Precision landing for drones as any landing method that is accurate to less than or around 10 inches. Precision landing is particularly important since the conventional GPS on drones are only accurate within 10 feet radius. Therefore it has proposed different techniques to achieve precision landing especially in use cases such as package delivery, surveillance, drone in a box, charging stations, and indoor flight.

Two standards methods have been identified from several solutions that are currently in use [7]. The first method involves mounting a computer vision-enabled camera on the drone to track an image designated as the landing pad on the ground (or on the carrier). The second method involves using an IR-lock for tracking an IR emitting beacon from the ground (carrier). Both methods can reach the precision level landing that is required for a drone in a box condition.

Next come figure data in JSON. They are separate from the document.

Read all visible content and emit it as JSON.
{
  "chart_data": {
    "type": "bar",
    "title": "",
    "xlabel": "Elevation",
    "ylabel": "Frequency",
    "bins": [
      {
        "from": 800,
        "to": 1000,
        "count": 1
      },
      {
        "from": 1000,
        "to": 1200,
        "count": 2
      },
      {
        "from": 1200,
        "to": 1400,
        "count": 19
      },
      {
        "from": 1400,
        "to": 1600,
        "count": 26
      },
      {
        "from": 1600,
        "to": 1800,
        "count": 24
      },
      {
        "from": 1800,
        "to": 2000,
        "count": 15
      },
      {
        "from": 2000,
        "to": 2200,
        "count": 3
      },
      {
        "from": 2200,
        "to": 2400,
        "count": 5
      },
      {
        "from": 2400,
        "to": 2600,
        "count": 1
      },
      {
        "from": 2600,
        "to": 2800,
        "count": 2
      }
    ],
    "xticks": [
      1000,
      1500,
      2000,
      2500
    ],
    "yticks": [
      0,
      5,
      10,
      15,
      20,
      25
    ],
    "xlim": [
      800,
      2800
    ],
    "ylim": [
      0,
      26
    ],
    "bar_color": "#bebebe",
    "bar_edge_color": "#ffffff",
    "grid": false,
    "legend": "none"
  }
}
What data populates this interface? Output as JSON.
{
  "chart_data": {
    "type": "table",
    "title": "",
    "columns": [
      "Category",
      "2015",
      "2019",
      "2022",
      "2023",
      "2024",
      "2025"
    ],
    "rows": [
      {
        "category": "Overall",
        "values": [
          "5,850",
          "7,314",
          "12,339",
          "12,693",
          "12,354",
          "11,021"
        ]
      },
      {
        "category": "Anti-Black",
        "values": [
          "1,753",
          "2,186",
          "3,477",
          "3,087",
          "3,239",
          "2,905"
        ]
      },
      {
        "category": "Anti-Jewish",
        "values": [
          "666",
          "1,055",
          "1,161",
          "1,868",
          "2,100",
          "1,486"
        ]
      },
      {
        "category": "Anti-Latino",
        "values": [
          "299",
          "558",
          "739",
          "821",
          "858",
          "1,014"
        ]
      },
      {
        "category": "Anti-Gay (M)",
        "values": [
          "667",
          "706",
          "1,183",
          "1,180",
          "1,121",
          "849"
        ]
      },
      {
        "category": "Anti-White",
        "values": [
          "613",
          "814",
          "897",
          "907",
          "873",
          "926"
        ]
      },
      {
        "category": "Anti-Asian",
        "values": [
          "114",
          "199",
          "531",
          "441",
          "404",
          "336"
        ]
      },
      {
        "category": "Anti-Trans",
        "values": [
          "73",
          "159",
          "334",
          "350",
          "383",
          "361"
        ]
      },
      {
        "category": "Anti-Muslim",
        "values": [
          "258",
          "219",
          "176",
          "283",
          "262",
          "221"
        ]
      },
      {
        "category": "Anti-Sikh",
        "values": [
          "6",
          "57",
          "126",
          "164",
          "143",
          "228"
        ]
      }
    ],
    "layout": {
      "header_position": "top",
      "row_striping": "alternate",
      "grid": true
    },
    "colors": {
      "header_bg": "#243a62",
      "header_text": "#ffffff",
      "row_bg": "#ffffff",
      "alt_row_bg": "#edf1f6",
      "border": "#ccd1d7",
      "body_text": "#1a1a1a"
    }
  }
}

In terms of cost, the IR-transmission method cost more to purchase the hardware but is easy to integrate (plug and play) and deploy while the computer vision-enabled camera hardware is not costly but required the development of customised solutions to detect and track the landing page and also integrate with the drone’s internal solution. Also, the computer vision-enabled camera method is affected by visual attenuation such as low/no light and bad weather. However, the authors of [3] proposed a method that works both day and night. The method makes use of a marker image with a width and height of about 1 meter and has three inner circles that are divided into eight areas of evenly distributed black and white sections. The marker further consists of simple geometric lines and circles based on colour detection of white and black. Adaptive thresholding and Hit and Miss morphology algorithms are used in night conditions.

[1] employed a downward-facing fisheye lens camera which provides a large Field-of-View to ensure that the UAV can land accurately. They also provided an algorithm (pose estimation) that ensures that the position estimate relative to the take-off path of the drone is used to guide the drone during landing in an unstructured environment (follows the take-off path in reverse). The proposed method could correct drift error and land with an accuracy of about 40cm. This method requires an extra camera (Fisheye camera), laser range finder, and a computing device such as NVIDIA Jetson TX2 for on-boarding pose estimation.

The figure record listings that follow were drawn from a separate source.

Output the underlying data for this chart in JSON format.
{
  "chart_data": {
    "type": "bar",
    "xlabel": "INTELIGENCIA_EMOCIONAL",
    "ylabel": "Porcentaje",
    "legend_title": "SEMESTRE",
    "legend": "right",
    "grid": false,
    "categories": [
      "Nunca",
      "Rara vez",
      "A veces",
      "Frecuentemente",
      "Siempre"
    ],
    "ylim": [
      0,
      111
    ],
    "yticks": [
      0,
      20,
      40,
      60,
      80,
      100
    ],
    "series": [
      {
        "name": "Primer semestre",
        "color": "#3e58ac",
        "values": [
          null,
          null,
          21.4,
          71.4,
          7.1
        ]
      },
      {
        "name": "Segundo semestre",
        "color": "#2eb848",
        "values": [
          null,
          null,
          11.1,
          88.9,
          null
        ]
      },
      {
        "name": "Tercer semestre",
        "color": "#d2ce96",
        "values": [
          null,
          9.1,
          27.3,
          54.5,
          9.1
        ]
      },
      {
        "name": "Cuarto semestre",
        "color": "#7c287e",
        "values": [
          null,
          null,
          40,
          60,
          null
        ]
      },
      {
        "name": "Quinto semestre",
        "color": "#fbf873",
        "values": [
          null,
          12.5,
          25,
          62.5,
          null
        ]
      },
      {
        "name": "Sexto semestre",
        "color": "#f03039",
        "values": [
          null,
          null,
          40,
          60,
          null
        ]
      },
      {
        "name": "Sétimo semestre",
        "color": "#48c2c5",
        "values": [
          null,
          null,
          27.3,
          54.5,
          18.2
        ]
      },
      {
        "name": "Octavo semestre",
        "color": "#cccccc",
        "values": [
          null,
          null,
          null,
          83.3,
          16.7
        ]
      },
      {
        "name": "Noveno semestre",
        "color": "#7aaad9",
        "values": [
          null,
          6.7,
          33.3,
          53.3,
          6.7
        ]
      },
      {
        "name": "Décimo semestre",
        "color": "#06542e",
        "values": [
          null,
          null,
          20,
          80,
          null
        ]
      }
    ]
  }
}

Tracking and landing on a moving platform is another challenge faced by UAVs. This is particularly challenging because of the limited battery life of drones. In addition, the size of the dock since it can be confined and finite and the velocity of the platform need to be considered. A method such as a velocity estimation is not effective in the long run as the drone loses reference to its surrounding environment. Using low-quality sensors, enough spatial localisation information can be communicated between the ground vehicle and the UAV. [4] mounted a camera on a UAV to provide feedback based on a visual marker tag located on the landing platform. In addition, a mobile device on the moving platform (around 50 km/h) sends GPS, inertial measurement unit data, and headings that are relative to the landing pad. Kalman filter was used in the estimation of the position of the landing pad.

[5] employed reinforcement learning to land drones on a moving platform. Deep deterministic policy gradients (DDPG) algorithms were used to create a rewarding system for successful landing which makes the UAV learn how to minimise the position differences of the moving vehicle and also monitors the velocity difference between it and the platform.